BEN MITCHELL: That’s the absurdity of it all, thinking that they’re going to relieve the stress by having a smoke but they’re actually causing so much stress in life because it’s a time waster. By going away for ten minutes, or going out and having a five minute ciggie, it’s actually causing stress in their bodies and the stress of going out there, coming back, going out there every ten to fifteen minutes, that’s thing. GP WARU: It doesn't taste good, it doesn't relax you, it does nothing beneficial and everything bad.
KARA RICKARD: When I did smoke before shows it used to make me feel stressed out more, because it would speed up my heartbeat and I’d smell yuck and then I’d get upset. I’d be like, 'you know you didn’t want to have that smoke and it was gross so why did you do it in the first place?'
HELEN CROWN: I don’t know what the scientific chemical stuff is but I guess it slows down your ability to absorb oxygen or something. It makes me late for things because I have to squeeze in a cigarette before I do something, which makes me stressed out, which always makes it harder to gig.
GP WARU: Tobacco industries make us think that tobacco relieves stress but you know what? You get along without smoking. People who don't smoke have stress free lives too. Everyone has stress. Everyone is going to deal with it, smokers or non-smokers. Non-smokers are going to live a lot longer. If you smoke, it just makes you more stressed cos you will start worrying about your health and your life.

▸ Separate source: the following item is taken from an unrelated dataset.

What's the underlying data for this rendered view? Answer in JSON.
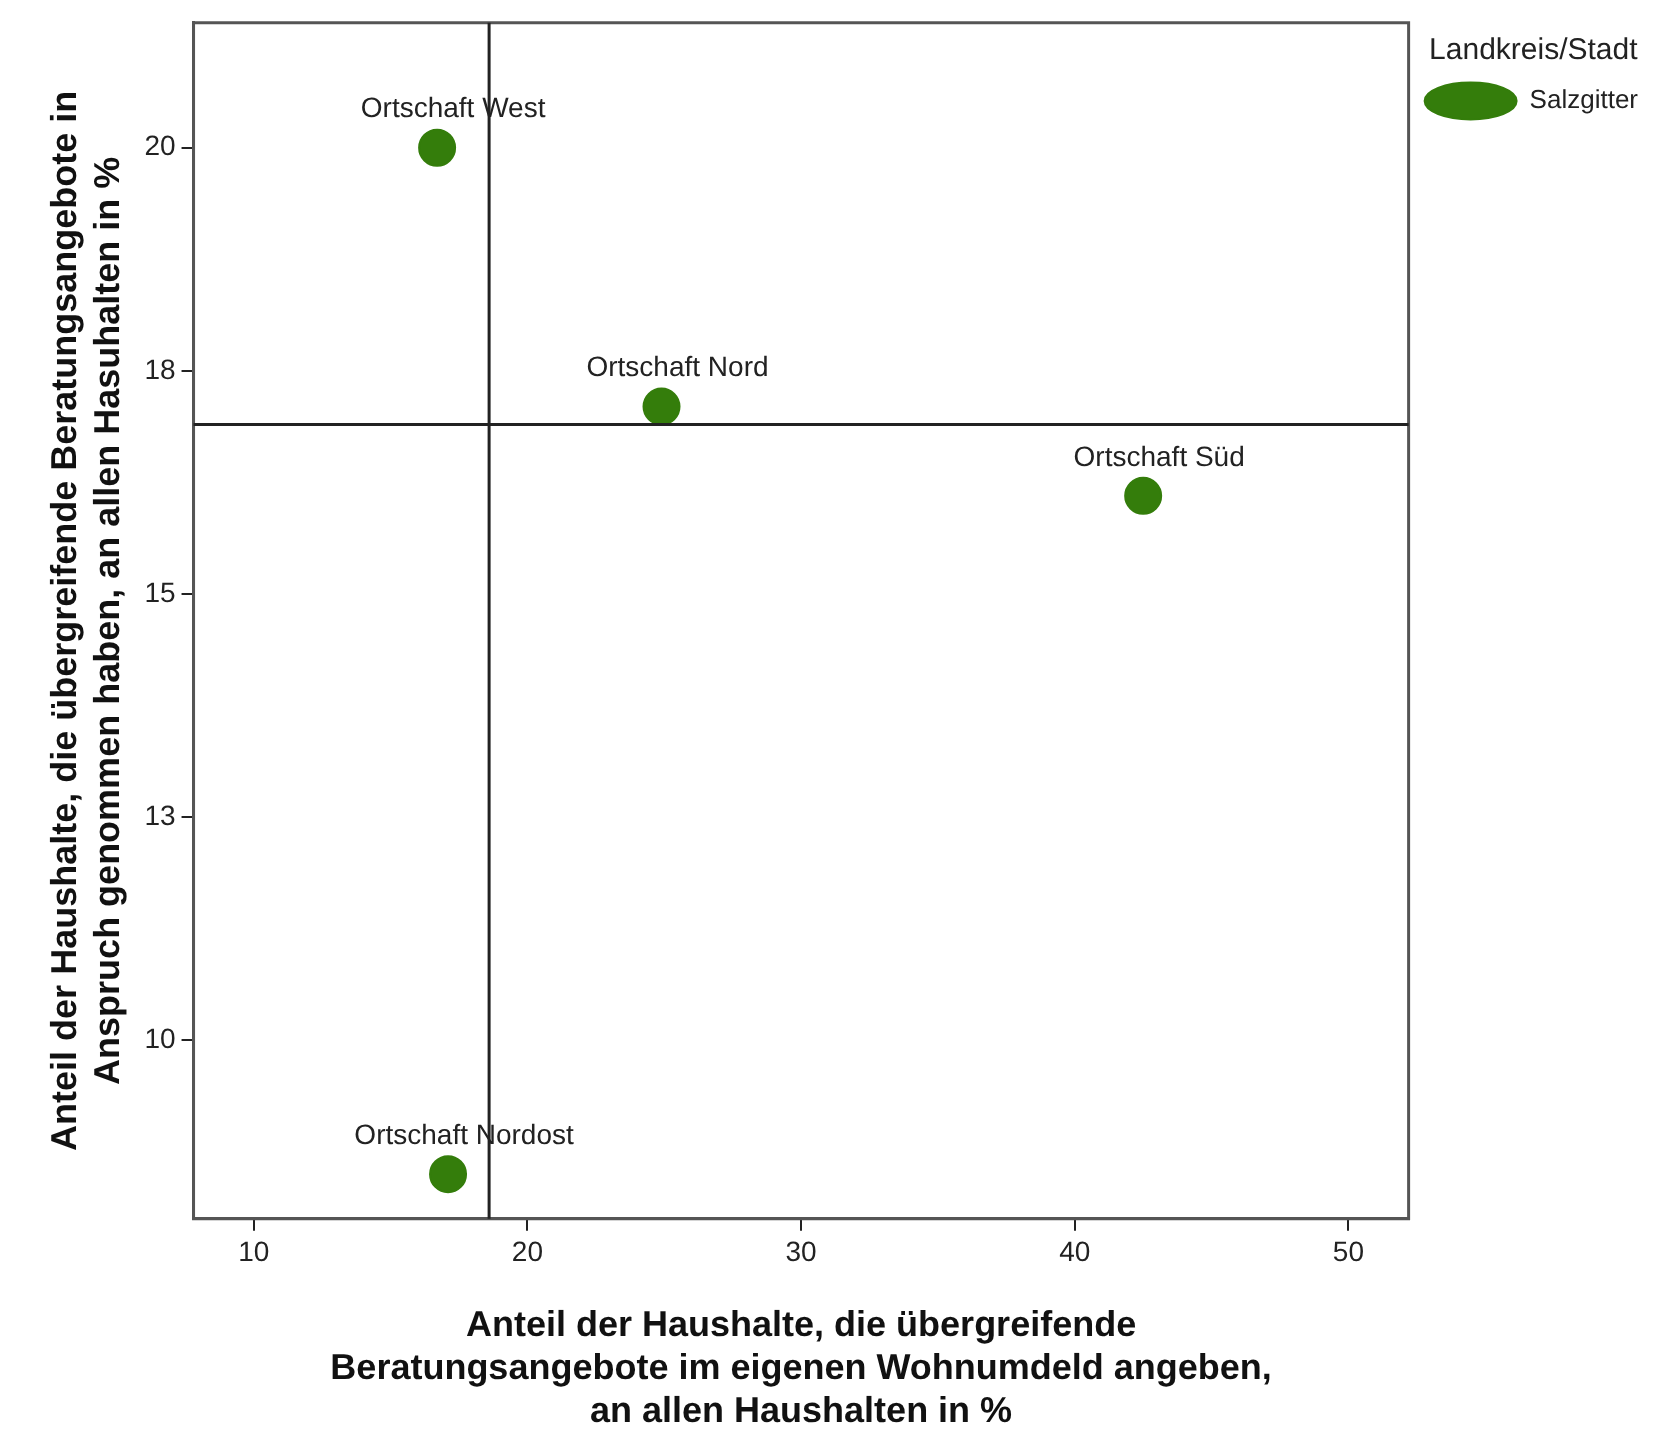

BEN MITCHELL: People smoke, they stop thinking about their worries and think that the stress is going away but in fact smoking's causing more stress internally. They get more stressed from the addiction, going 'I need to smoke, I need to smoke.' It’s an addiction, chemically and psychologically, they need it and they’re creating stress doing that.
MYTH: SMOKING KEEPS YOU THIN
PENNY NEWTON: By the time I was nineteen I was smoking to replace snacks to help keep me thin. I wanted to send that message to other young girls that it’s not actually the way to keep thin at all. I used to be heavily involved in fitness but because I was coughing up tar every morning I didn’t feel like exercising therefore I don’t feel like eating the right foods. So it’s actually worked in reverse in the long term.